From Asking Why to Calculating Answers

Calvin Wong’s childhood interest in science led him to seek solutions through mathematics. As a doctoral student at UT, he’s been working on research in materials modeling at ORNL.
3 Cs of a Math PhD Student
Calvin Wong’s pursuit of a PhD in applied mathematics at UT is based on what he calls the “3 Cs”:
- Curiosity. “I love hard questions,” Wong said.
- Confidence. Mentors and his success in science, technology, engineering, and math (STEM) competitions proved he could succeed.
- Calling. Wong sees the ability to use math and computation to do something useful for society.

For Ming-Hei (Calvin) Wong, pursuing mathematics in college was about chasing the “why.”
“When I was a kid in Hong Kong, my dad let me watch MythBusters on his computer,” Wong said. “It doubled as English practice and my first real taste of science—science you can see, measure, and argue about. I thought it was awesome, and I became that kid who kept asking ‘Why?’ about everything.”
As an undergraduate student, Wong realized he could use computational mathematics and physics to make models, solvers, and tools. “It changed my early stereotype of academia as something far from everyday life,” he said.

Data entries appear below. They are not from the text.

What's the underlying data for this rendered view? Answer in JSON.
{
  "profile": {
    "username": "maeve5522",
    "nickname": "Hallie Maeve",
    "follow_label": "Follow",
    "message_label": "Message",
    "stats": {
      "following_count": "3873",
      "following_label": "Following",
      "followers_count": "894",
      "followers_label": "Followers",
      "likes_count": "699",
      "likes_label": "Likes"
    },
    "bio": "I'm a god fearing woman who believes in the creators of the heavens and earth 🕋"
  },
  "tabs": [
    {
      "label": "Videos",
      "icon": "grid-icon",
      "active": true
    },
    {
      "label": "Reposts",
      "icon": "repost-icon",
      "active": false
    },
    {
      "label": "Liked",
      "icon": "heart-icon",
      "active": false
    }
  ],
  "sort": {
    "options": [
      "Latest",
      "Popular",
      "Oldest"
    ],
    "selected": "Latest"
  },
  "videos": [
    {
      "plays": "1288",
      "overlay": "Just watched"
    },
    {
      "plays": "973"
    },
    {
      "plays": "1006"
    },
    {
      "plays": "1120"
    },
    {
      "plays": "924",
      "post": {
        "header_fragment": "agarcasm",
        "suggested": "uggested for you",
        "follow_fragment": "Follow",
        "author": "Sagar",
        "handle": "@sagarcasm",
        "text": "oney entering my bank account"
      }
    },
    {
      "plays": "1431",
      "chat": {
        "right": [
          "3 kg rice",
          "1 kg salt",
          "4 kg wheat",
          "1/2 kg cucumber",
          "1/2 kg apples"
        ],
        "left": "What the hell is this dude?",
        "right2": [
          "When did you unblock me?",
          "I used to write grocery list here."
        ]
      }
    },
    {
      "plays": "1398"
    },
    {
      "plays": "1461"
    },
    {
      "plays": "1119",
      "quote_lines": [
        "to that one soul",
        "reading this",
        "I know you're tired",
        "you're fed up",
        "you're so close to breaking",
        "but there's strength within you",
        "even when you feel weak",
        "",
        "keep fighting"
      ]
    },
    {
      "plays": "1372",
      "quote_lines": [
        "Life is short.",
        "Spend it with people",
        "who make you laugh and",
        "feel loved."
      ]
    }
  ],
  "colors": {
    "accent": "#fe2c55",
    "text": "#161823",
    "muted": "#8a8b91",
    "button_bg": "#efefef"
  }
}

Now a fourth-year doctoral student in applied math at UT, he works on computational partial differential equations (PDEs), multigrid methods, and diffuse-domain techniques. “I’ve done summer research in ORNL (Oak Ridge National Laboratory) on materials modeling, and I enjoy building real codes—MATLAB and Python—to test ideas at scale,” Wong said. “Teaching undergrads also keeps me honest about clarity and impact.”
“UT’s deep collaboration with ORNL gives me day-to-day access to cutting-edge facilities and problems that matter,” he said. “For someone developing computational methods for PDEs and materials modeling, that ecosystem accelerates both my research and my network—faculty, lab scientists, and industry partners. It’s the ideal place to build tools, publish, and form long-term connections.”
Wong’s research includes a mix of projects that are theoretical and that have a direct impact on society.
A core part of his dissertation is related to using the Diffuse-Domain Method (DDM) for solving PDEs. “The DDM lets us solve PDEs with complex and/or moving domains in a pretty pain-free and accurate way, without all the hand-tuned corrections or remeshing you often need in traditional methods like the Finite Element Method (FEM),” Wong said. “We’ve established parts of the theory, and now I’m extending the work from simpler models to fluid-dynamics models.”
He’s also using state-of-the-art scientific machine-learning tools to predict the stable configuration of a metal lattice. “This is a combinatorial optimization problem whose possibilities grow roughly factorially with system size, so brute force isn’t an option,” Wong said. “With reinforcement learning over a graph-neural-network view of the lattice, we’re getting very strong computational efficiency and high-quality solutions on modern CPUs/GPUs.”
Along with UT mathematics Professors Steven M. Wise and Abner Salgado, he is also a co-author on a new graduate-level textbook, Multigrid Methods: Axiomatic Convergence Theory for Linear and Weakly Nonlinear Problems. “Multigrid methods are modern, elegant, and demanding—you have to connect a lot of dots across numerical linear algebra and PDE solvers—but that’s exactly why they’re so satisfying,” Wong said.
“Working with Dr. Wise, a leader in the area, has been an honor,” Wong said. “He put me in charge of writing the runnable code for the book, so I make sure everything works and is written in a way readers can easily follow.”
“Co-authoring a math textbook as a grad student is pretty rare, and I’m grateful he saw the potential in me and brought me onto the team,” Wong said.
Wong met Wise in his first year as a graduate student, and Wise is the advisor for his dissertation. “He sets the bar high and relentlessly helps me to achieve it,” Wong said. “As an international student, he would also invite me to his family’s barbecue party and Thanksgiving party, to help me understand this nation better.”
Professor Cory Hauck, leader of the Multiscale Methods Group at ORNL, has been an important mentor. “He is an experienced scientist in his field, and I learn a lot about how the industry works under his supervision in the lab,” Wong said. Under Hauck’s guidance, he has also learned about the workplace etiquette for scientists in a lab and the importance of effective communication.
Wong appreciates the support he has received at UT through the Math Department Fellowship and the Dawn and Lawrence Taylor Dissertation Awards Endowment/Fellowship.